# How do I use the bobbin winder on my tajima C1501



## nicc79 (Jun 15, 2013)

Hi,

I want to start winding my own bobbins, I have a winder that came on the machine - How do i use it?

TIA


----------



## logoadvantage (Nov 16, 2009)

I would suggest you "RETHINK" This as the results will NOT be very good. 

A stand alone bobbin winder is not bad but the ones on the machine which start and stop do not produce good results with nice even tensions. So that will end up causing you production problems !

They are great in a pinch to make a bobbin of a certain color thread but if you want to make your own get a stand alone bobbin winder. 

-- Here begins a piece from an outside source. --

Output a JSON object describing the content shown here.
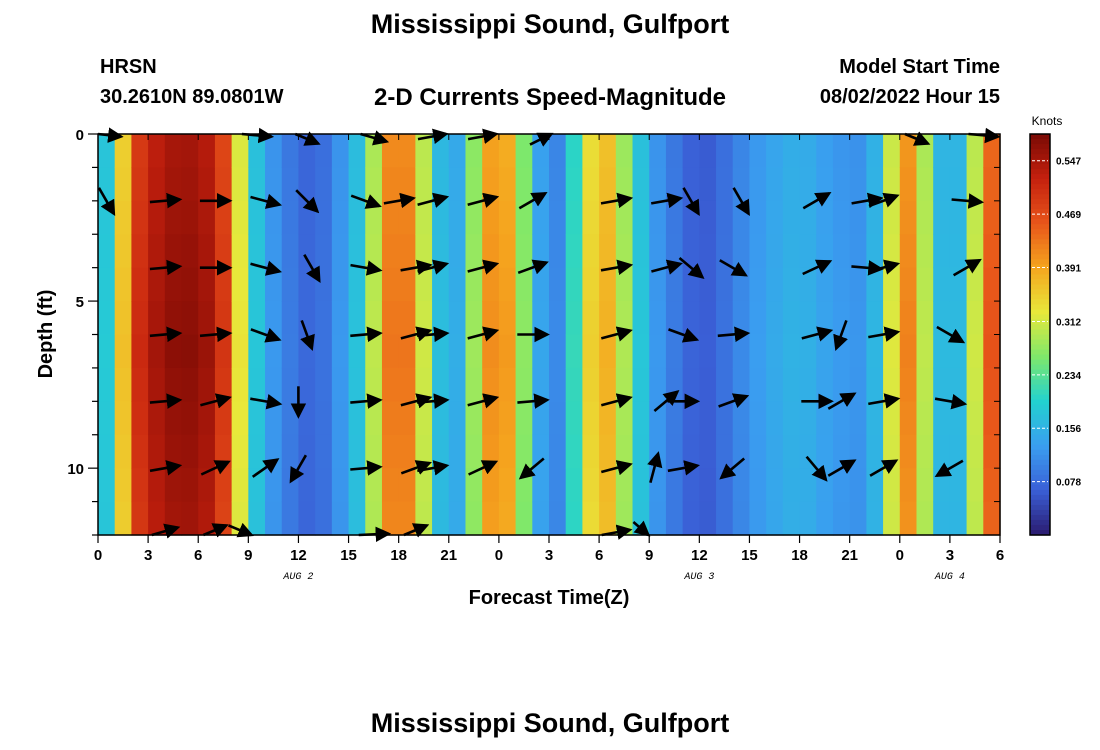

Personally I use Magna Core Pre Wound and would NEVER do anything else !


----------



## craftymomadawn (Nov 28, 2015)

Unfortunately you didn't answer the question! I too need to wind some bobbins to match projects and the machine did not come with instructions to do so! Do you know how to do it?


----------



## AlisonB (Sep 26, 2010)

Dawn, I have had a commercial machine since 2009 - and have never used the bobbin winder on it. I would be asking the same question. 
When I need a bobbin of a specific colour I wind it on my regular sewing machine (because I know that one well.) So far it has been fine every time.


----------



## SpiritGirl (Feb 24, 2011)

AlisonB said:


> Dawn, I have had a commercial machine since 2009 - and have never used the bobbin winder on it. I would be asking the same question.
> When I need a bobbin of a specific colour I wind it on my regular sewing machine (because I know that one well.) So far it has been fine every time.


Hi Alison,
What bobbins do you use when you wind your own? We always use the cardboard bobbins and they fall apart once they are empty. I haven't found any that might have come with the machine.
Thanks for any info.

Nicole


----------



## AlisonB (Sep 26, 2010)

I had 3 metal ones come with my machine, and only wind on them when doing a free-standing-lace or cutwork design. 
If you have the manuals or CD which came with your machine you might find a "Parts" section which tells you what to get. 
I am not in the USA, but from what I have read the company sewmanyparts is recommended. I'm sure they could help if you tell them what machine you have.
https://www.sewmanyparts.com/


----------